Along with Sid Grauman , he also built the Egyptian, The Chinese and the El Capitan theatres . In 1941, The original El Capitan was converted to a movie theatre and, the name, “El Capitan “, was transferred to a different theatre at the famous corner of Hollywood & Vine, where , in 1942, “Ken Murray’s Blackouts” opened to entertain the hordes of tourists & service men seeking the glamour of the Hollywood that existed only on the pages of movie magazines. This theatre too, was owned by Sid Grauman, a frequent backstage visitor and a very nice man, whom I was privileged to know .
Of current interest , The El Capitan Theatre is now back in its original location near Grauman’s Chinese Theatre , restored to its vintage glory by the Disney Co. which now uses it for Disney Productions.
Ken Murray had been a star MC-Comedian in vaudeville, radio & Film…But vaudeville had died in 1938……Ken believed that WW2 audiences needed a modernized version of vaudeville to entertain them: He hired beautiful show girls to wear sexy costumes and starred the original Dumb Blonde , Marie Wilson, to use as the object of jokes about her remarkable 38”-22”- 38” anatomy as tastefully revealed in her picturesque costumes , while he flicked an unlit cigar after every joke. Marie’s appeal was that she wasn’t really “dumb”, she was sweetly naïve and innocently, a knockout!

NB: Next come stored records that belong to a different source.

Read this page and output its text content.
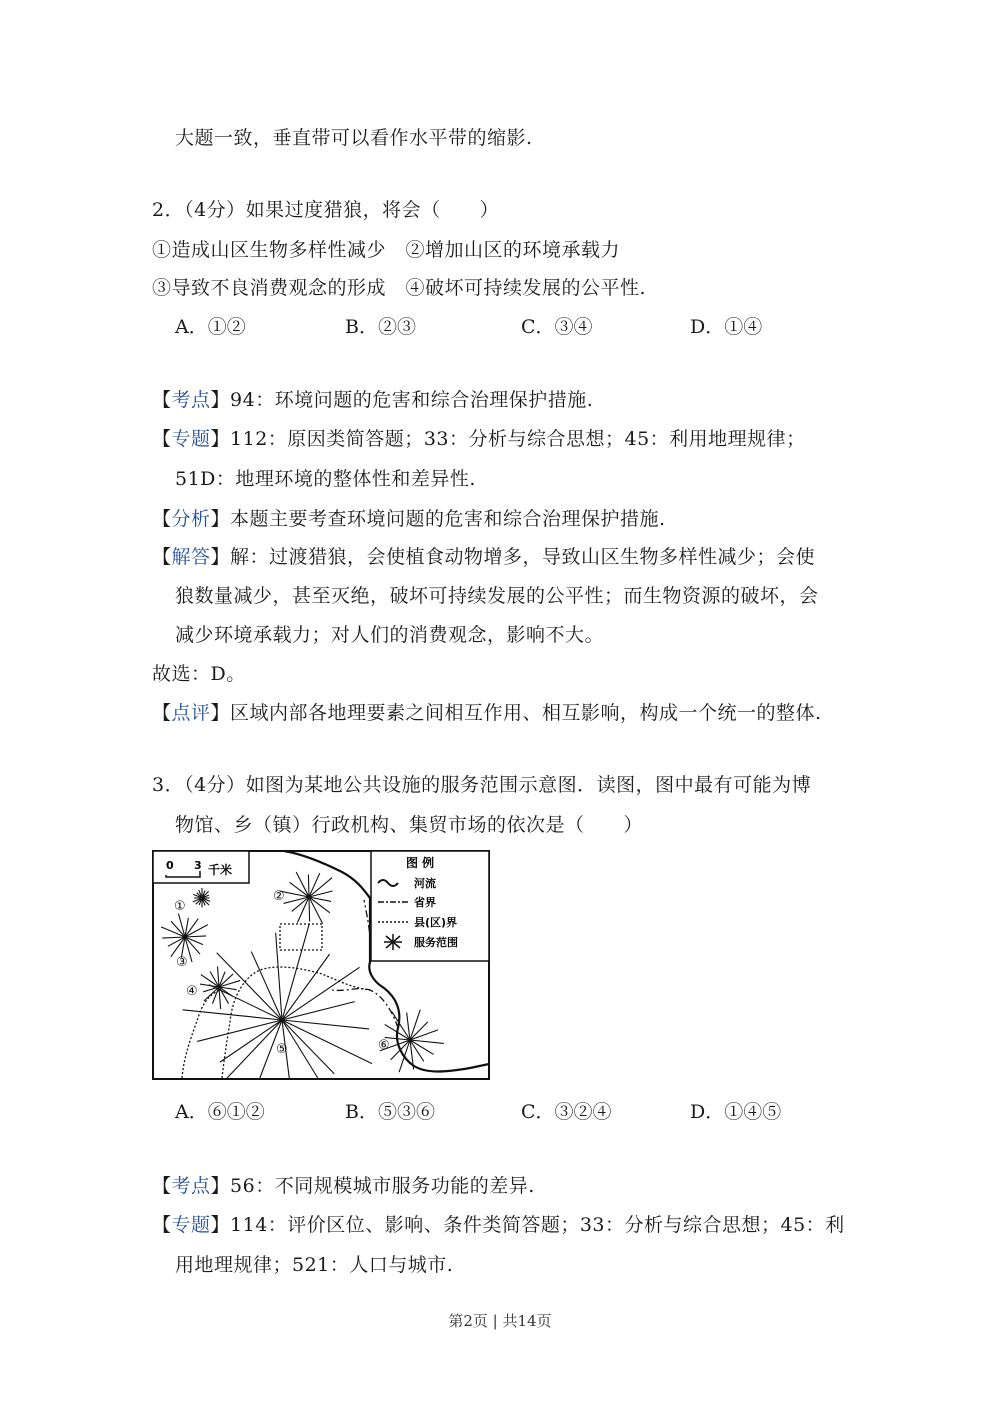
大题一致，垂直带可以看作水平带的缩影.
2．（4分）如果过度猎狼，将会（　　）
①造成山区生物多样性减少　②增加山区的环境承载力
③导致不良消费观念的形成　④破坏可持续发展的公平性.
A．①②	B．②③	C．③④	D．①④
【考点】94：环境问题的危害和综合治理保护措施.
【专题】112：原因类简答题；33：分析与综合思想；45：利用地理规律；
51D：地理环境的整体性和差异性.
【分析】本题主要考查环境问题的危害和综合治理保护措施.
【解答】解：过渡猎狼，会使植食动物增多，导致山区生物多样性减少；会使
狼数量减少，甚至灭绝，破坏可持续发展的公平性；而生物资源的破坏，会
减少环境承载力；对人们的消费观念，影响不大。
故选：D。
【点评】区域内部各地理要素之间相互作用、相互影响，构成一个统一的整体.
3．（4分）如图为某地公共设施的服务范围示意图．读图，图中最有可能为博
物馆、乡（镇）行政机构、集贸市场的依次是（　　）
0 3 千米	图 例
河流
省界
县(区)界
服务范围
①
②
③
④
⑤	⑥
A．⑥①②	B．⑤③⑥	C．③②④	D．①④⑤
【考点】56：不同规模城市服务功能的差异.
【专题】114：评价区位、影响、条件类简答题；33：分析与综合思想；45：利
用地理规律；521：人口与城市.
第2页 | 共14页
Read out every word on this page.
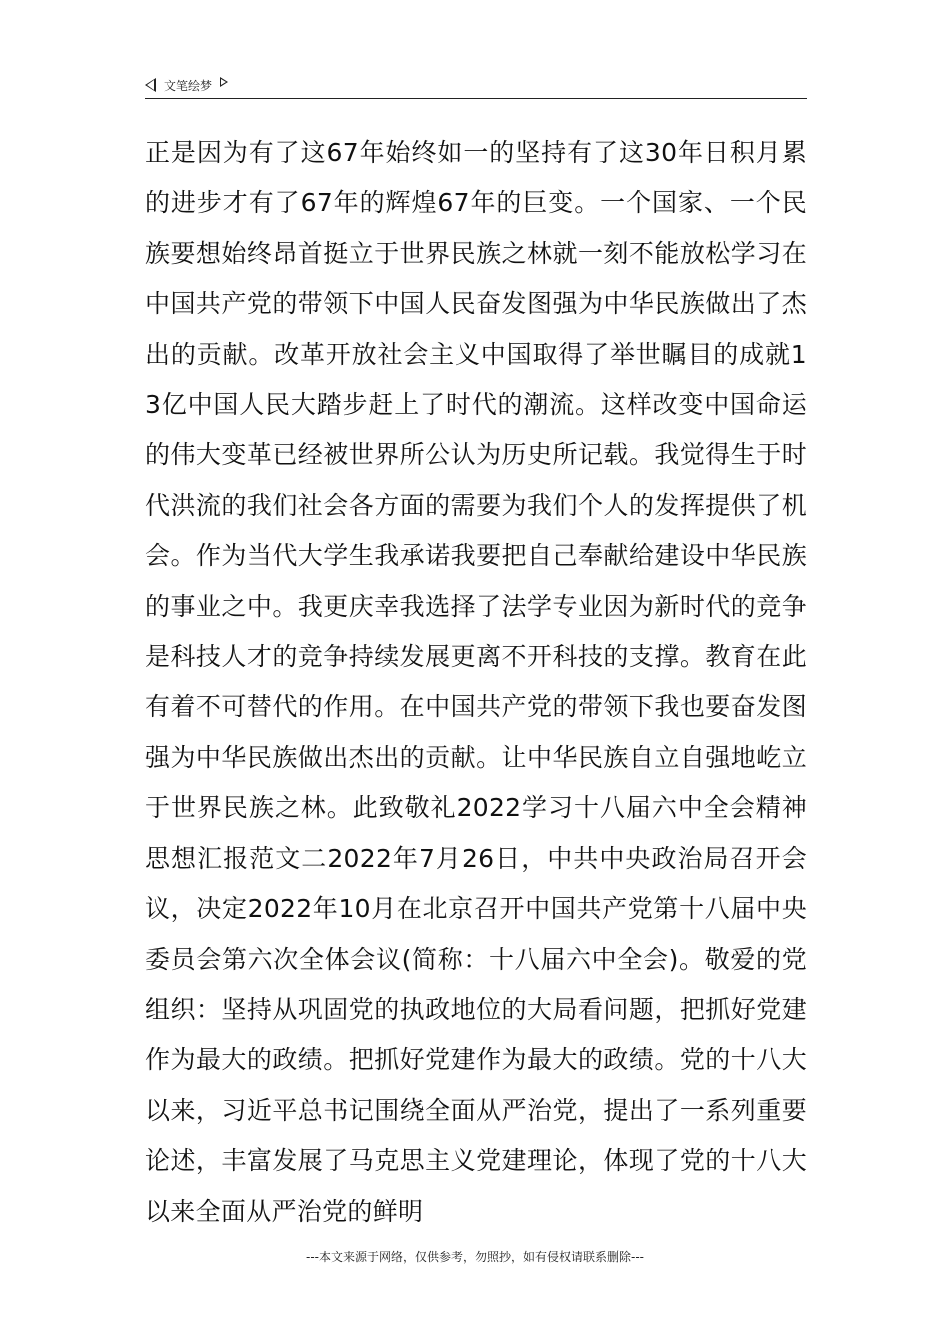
文笔绘梦

正是因为有了这67年始终如一的坚持有了这30年日积月累的进步才有了67年的辉煌67年的巨变。一个国家、一个民族要想始终昂首挺立于世界民族之林就一刻不能放松学习在中国共产党的带领下中国人民奋发图强为中华民族做出了杰出的贡献。改革开放社会主义中国取得了举世瞩目的成就13亿中国人民大踏步赶上了时代的潮流。这样改变中国命运的伟大变革已经被世界所公认为历史所记载。我觉得生于时代洪流的我们社会各方面的需要为我们个人的发挥提供了机会。作为当代大学生我承诺我要把自己奉献给建设中华民族的事业之中。我更庆幸我选择了法学专业因为新时代的竞争是科技人才的竞争持续发展更离不开科技的支撑。教育在此有着不可替代的作用。在中国共产党的带领下我也要奋发图强为中华民族做出杰出的贡献。让中华民族自立自强地屹立于世界民族之林。此致敬礼2022学习十八届六中全会精神思想汇报范文二2022年7月26日，中共中央政治局召开会议，决定2022年10月在北京召开中国共产党第十八届中央委员会第六次全体会议(简称：十八届六中全会)。敬爱的党组织：坚持从巩固党的执政地位的大局看问题，把抓好党建作为最大的政绩。把抓好党建作为最大的政绩。党的十八大以来，习近平总书记围绕全面从严治党，提出了一系列重要论述，丰富发展了马克思主义党建理论，体现了党的十八大以来全面从严治党的鲜明

---本文来源于网络，仅供参考，勿照抄，如有侵权请联系删除---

Murray’s backstage dressing room was a hangout for his Hollywood buddies, like Bing Crosby, Bob Hope, Edgar Bergen, & others, who would often unexpectedly walk onstage to the surprised delight of audiences… All this, and the constant changing of acts & costumes kept the Blackouts a “Must See” for locals & tourists alike, eventually playing to almost five million people.
During WW2, Southern California was surrounded by military bases & air fields for the army, navy and Marines. Off duty servicemen converged upon Hollywood Blvd. looking for excitement, entertainment and GIRLS!… I was at an age where I attracted their attention. In those days we were not afraid of strangers : Government posters urged civilians to offer rides & hospitality to service men.
As designer for the Blackouts, I was often at the theatre to gain approval for new sketches, to get assignments for new acts or to deliver costumes. Often I would bring servicemen backstage to watch the show while I took care of business…Sometimes I would bring them home with me, where, even after midnight , my mother would happily get up to make waffles and if they had no place to stay, would make them comfortable on our living room sofa : It was our contribution to the war effort… and the reason my favorite chapter in OUT-OF-STYLE is , “Fashions of the Forties And Hollywood Blvd”.